Workplan
People, spring 04
The staff is roughly Trond, 100 %, Saara 50
%, Tomi 20 %, Lena 10 % (?), and Pekka
- Trond
- Running the project, working mainly on disambiguation, also on
the morphological parser and on planning the corpus
- Saara
- Maintaining the project's infrastrucure, designing the pre- and
postprocessors, the cgi-bin scripts, the corpus setup, and issues such
as localisation and a bug database,
- Tomi
- Evaluating the project, writing an evaluation
report.
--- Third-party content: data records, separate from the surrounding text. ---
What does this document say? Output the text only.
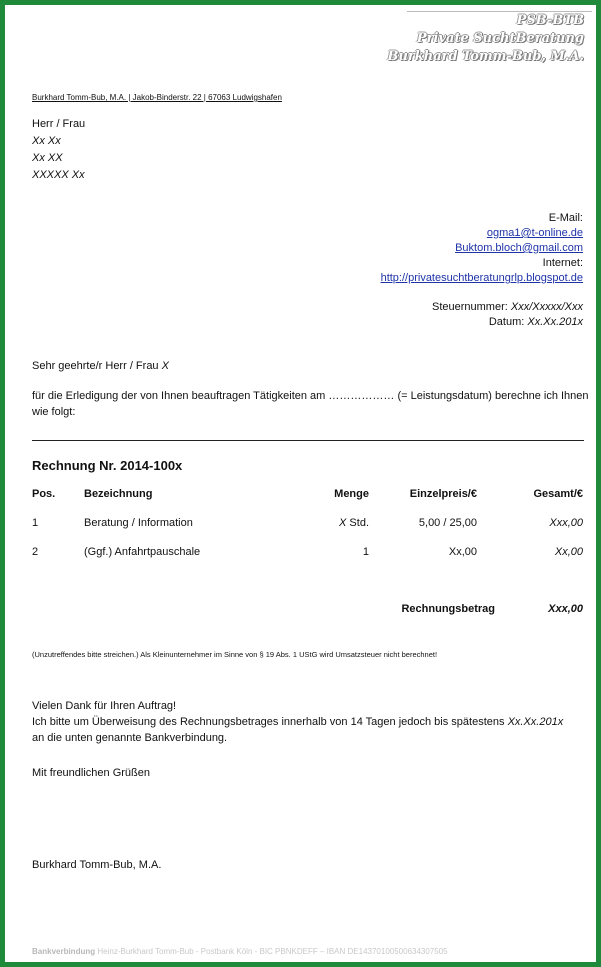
PSB-BTB
Private SuchtBeratung
Burkhard Tomm-Bub, M.A.
Burkhard Tomm-Bub, M.A. | Jakob-Binderstr. 22 | 67063 Ludwigshafen
Herr / Frau
Xx Xx
Xx XX
XXXXX Xx
E-Mail:
ogma1@t-online.de
Buktom.bloch@gmail.com
Internet:
http://privatesuchtberatungrlp.blogspot.de
Steuernummer: Xxx/Xxxxx/Xxx
Datum: Xx.Xx.201x
Sehr geehrte/r Herr / Frau X
für die Erledigung der von Ihnen beauftragen Tätigkeiten am ……………… (= Leistungsdatum) berechne ich Ihnen
wie folgt:
Rechnung Nr. 2014-100x
Pos.	Bezeichnung	Menge	Einzelpreis/€	Gesamt/€
1	Beratung / Information	X Std.	5,00 / 25,00	Xxx,00
2	(Ggf.) Anfahrtpauschale	1	Xx,00	Xx,00
Rechnungsbetrag	Xxx,00
(Unzutreffendes bitte streichen.) Als Kleinunternehmer im Sinne von § 19 Abs. 1 UStG wird Umsatzsteuer nicht berechnet!
Vielen Dank für Ihren Auftrag!
Ich bitte um Überweisung des Rechnungsbetrages innerhalb von 14 Tagen jedoch bis spätestens Xx.Xx.201x
an die unten genannte Bankverbindung.
Mit freundlichen Grüßen
Burkhard Tomm-Bub, M.A.
Bankverbindung Heinz-Burkhard Tomm-Bub - Postbank Köln - BIC PBNKDEFF – IBAN DE14370100500634307505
Maintaining the morphological parser
- Lena
- Testing, working on the lexicon
- Pekka
- Strategic planning, consultant on tricky linguistic questions
Milestones
The official milestones
In our application we stated the following milestone list for the
project:
Start Finish
1 Språkuavhengig preprosessering 2004 1 2004 1
2 Infrastruktur for disambiguering 2004 1 2004 2
3 Korpusgrensesnitt - prototyp 2004 1 2004 4
4 Grunnarbeid for nordsamisk 2004 1 2004 4
5 Nordsamisk disambiguering - prototyp 2004 1 2005 2
6 Revidere morfologiske analyseprogram 2004 1 2006 4
7 Grunnarbeid for lulesamisk 2004 3 2005 4
8 Lulesamisk disambiguering - prototyp 2004 4 2005 4
9 Parallelltekstkorpora - prototyp 2005 1 2005 2
10 Korpusgrensesnitt - beta 2005 1 2005 4
11 Nordsamisk disambiguering - beta 2005 3 2005 4
12 Parallelltekstkorpora - beta 2005 3 2006 1
13 Lulesamisk disambiguering - ferdig 2005 4 2006 2
14 Nordsamisk disambiguering - ferdig 2006 1 2006 4
15 Korpusgransesnitt - ferdig 2006 1 2006 4
16 Parallelltekstkorpora - ferdig 2006 2 2006 4
Comments to the issues that start in the spring of 2004
- The language-independent preprocessor (Saara)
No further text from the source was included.